If we remove the idea of biblical as a litmus test, how then do we make decisions about important questions? For me, I now hold up those questions and considerations to the idea of human flourishing. When faced with a question, I ask this: Will this lead to human flourishing? Will it allow human beings to become more fully and beautifully themselves? Will it lead to wholeness and healing? Will it empower us to become all that we can be, so that we can bring our full selves, and the gift that we are, to the world?
Can you imagine if we had allowed human flourishing to guide us? Perhaps then so many of God’s beloved would not have been wounded and traumatized by religion. Imagine if the question around human sexuality or gender identity was not “what is biblical,” but instead “What would allow a person to become their most flourishing self?” What if our parenting approach was not “what is biblical,” but how do I help my child become all they can be? The possibilities are many.
I am not anti-Bible. Far from it! I love the Bible. I find it to be spiritually nourishing, and a source of deepening connection with God. But the way we engage the Bible matters.

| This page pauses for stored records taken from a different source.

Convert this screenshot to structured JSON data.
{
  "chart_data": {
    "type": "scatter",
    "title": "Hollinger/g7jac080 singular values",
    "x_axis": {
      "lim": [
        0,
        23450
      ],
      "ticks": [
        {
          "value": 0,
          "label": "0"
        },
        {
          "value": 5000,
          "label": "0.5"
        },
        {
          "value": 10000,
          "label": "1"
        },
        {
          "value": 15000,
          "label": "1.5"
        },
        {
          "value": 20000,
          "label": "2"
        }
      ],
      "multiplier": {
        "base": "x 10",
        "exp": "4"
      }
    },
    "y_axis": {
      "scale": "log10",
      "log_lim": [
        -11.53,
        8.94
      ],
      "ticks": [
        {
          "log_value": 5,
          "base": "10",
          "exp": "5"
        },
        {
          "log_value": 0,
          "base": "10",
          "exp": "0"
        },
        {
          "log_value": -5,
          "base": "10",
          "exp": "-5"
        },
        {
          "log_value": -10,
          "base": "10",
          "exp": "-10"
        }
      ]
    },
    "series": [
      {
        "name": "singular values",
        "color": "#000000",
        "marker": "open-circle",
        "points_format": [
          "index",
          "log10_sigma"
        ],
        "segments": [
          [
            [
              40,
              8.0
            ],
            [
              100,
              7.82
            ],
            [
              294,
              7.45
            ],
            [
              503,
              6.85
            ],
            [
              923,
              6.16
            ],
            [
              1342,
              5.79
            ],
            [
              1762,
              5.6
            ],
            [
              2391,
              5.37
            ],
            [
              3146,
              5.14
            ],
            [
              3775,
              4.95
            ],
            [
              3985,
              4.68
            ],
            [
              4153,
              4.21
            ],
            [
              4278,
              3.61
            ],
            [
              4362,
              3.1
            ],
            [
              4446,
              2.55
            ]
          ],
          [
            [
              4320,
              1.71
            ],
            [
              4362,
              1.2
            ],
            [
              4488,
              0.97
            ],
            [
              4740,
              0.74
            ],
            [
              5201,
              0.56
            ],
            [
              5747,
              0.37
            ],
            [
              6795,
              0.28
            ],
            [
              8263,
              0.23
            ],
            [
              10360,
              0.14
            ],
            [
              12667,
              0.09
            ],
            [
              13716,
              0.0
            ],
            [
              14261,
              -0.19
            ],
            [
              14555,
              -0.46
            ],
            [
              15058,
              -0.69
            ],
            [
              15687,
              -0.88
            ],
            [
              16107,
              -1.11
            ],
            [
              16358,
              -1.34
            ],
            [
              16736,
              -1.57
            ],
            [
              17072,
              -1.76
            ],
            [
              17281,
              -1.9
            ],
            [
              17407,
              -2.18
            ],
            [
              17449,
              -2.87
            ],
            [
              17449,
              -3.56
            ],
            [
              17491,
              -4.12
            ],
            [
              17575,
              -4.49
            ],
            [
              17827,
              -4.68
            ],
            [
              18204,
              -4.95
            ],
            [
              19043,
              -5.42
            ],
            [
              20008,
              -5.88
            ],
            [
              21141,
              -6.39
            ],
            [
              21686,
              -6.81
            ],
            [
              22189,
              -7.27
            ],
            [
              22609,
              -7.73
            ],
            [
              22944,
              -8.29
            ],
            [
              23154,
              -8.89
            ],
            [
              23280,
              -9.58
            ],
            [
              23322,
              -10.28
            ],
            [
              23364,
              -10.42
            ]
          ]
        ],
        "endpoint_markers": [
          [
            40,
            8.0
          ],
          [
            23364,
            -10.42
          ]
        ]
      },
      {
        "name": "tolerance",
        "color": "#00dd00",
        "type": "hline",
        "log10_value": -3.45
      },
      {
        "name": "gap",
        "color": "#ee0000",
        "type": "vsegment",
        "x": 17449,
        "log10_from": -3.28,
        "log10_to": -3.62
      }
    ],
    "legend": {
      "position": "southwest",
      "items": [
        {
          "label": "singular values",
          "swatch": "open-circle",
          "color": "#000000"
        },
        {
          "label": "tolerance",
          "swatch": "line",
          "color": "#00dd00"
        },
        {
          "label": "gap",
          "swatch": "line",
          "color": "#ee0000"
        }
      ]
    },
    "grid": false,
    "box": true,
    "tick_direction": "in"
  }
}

When we approach it as something frozen in time, with all the answers located rigidly in the past, while also ignoring both the Bible’s complexity, the way the perspective of the authors changes and grows over time, and added to that, the complexity of our own context and questions, we aren’t taking it seriously. We are treating it like a Magic-8 ball at best, or weaponizing it, at worst.
Something being biblical doesn’t mean it’s best. Because having a biblical worldview also means believing in a three-tiered universe, and all that comes with that. It means holding assumptions that we’ve since learned, through the gift of science and medicine, no longer best explain the world or humans.
Something that leads human beings toward flourishing, toward becoming all that we can become, toward what Jesus called in John, “life abundant,” that is something to embrace, something that can be truly transformative.
As, Irenaeus said, “The glory of God is a human being fully alive.”